O Syriza propôs acabar com a austeridade
e com as privatizações, renegociar o pagamento da dívida, com a condição de que
houvesse uma “quitação” (ou perdão) relevante, e reativar a economia, o emprego
e os serviços, com investimentos públicos sustentados. Um milagre equivalente a
curar um doente terminal fazendo-o correr maratonas. Dessa maneira o povo grego
recuperaria uma “soberania” que lhe teria sido tomada, ao que parece, pela
Europa em geral, e em particular pela troika e pelo Governo da senhora Merkel.

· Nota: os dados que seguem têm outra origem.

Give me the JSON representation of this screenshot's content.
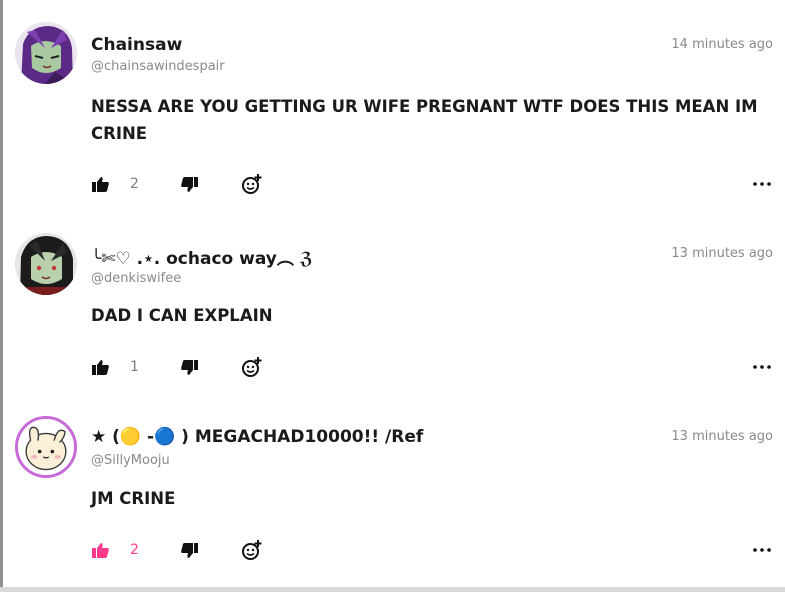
{
  "comments": [
    {
      "author": "Chainsaw",
      "handle": "@chainsawindespair",
      "time": "14 minutes ago",
      "text": "NESSA ARE YOU GETTING UR WIFE PREGNANT WTF DOES THIS MEAN IM CRINE",
      "likes": "2",
      "liked": false,
      "avatar_icon": "anime-avatar-purple-hair",
      "like_icon": "thumbs-up-icon",
      "dislike_icon": "thumbs-down-icon",
      "react_icon": "add-reaction-icon",
      "more_icon": "more-options-icon"
    },
    {
      "author": "╰✄♡ .⋆. ochaco way︵ ℨ",
      "handle": "@denkiswifee",
      "time": "13 minutes ago",
      "text": "DAD I CAN EXPLAIN",
      "likes": "1",
      "liked": false,
      "avatar_icon": "anime-avatar-dark-hair",
      "like_icon": "thumbs-up-icon",
      "dislike_icon": "thumbs-down-icon",
      "react_icon": "add-reaction-icon",
      "more_icon": "more-options-icon"
    },
    {
      "author": "★ (🟡 -🔵 ) MEGACHAD10000!! /Ref",
      "handle": "@SillyMooju",
      "time": "13 minutes ago",
      "text": "JM CRINE",
      "likes": "2",
      "liked": true,
      "avatar_icon": "cartoon-avatar-bunny",
      "like_icon": "thumbs-up-icon",
      "dislike_icon": "thumbs-down-icon",
      "react_icon": "add-reaction-icon",
      "more_icon": "more-options-icon"
    }
  ],
  "colors": {
    "liked": "#ff3a8c",
    "muted": "#8a8a8a",
    "avatar_ring": "#c76ad8"
  }
}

O melhor que pode acontecer é que essas
bravatas da campanha eleitoral sejam arquivadas agora que o Syriza já tem
responsabilidades de Governo e, como fez François Hollande na França, reconheça
que prometeu coisas mentirosas e impossíveis e retifique seu programa com
espírito pragmático, o que, sem dúvida, provocará uma decepção terrível entre
seus ingênuos eleitores. Se não o fizer, a Grécia encara a bancarrota, o
abandono do euro e da União Europeia e o mergulho no subdesenvolvimento. Há
sinais contraditórios, e não está claro ainda se o novo Governo grego recuará.
Acaba de propor, no lugar do perdão, uma fórmula picaresca e enganosa, que
consiste em converter sua dívida em duas classes de títulos, alguns reais, que
seriam pagos à medida que sua economia crescesse, e outros fantasmas, que
seriam renovados ao longo da eternidade. França e Itália, vítimas também de
graves problemas econômicos, manifestaram não ver com maus olhos tal proposta.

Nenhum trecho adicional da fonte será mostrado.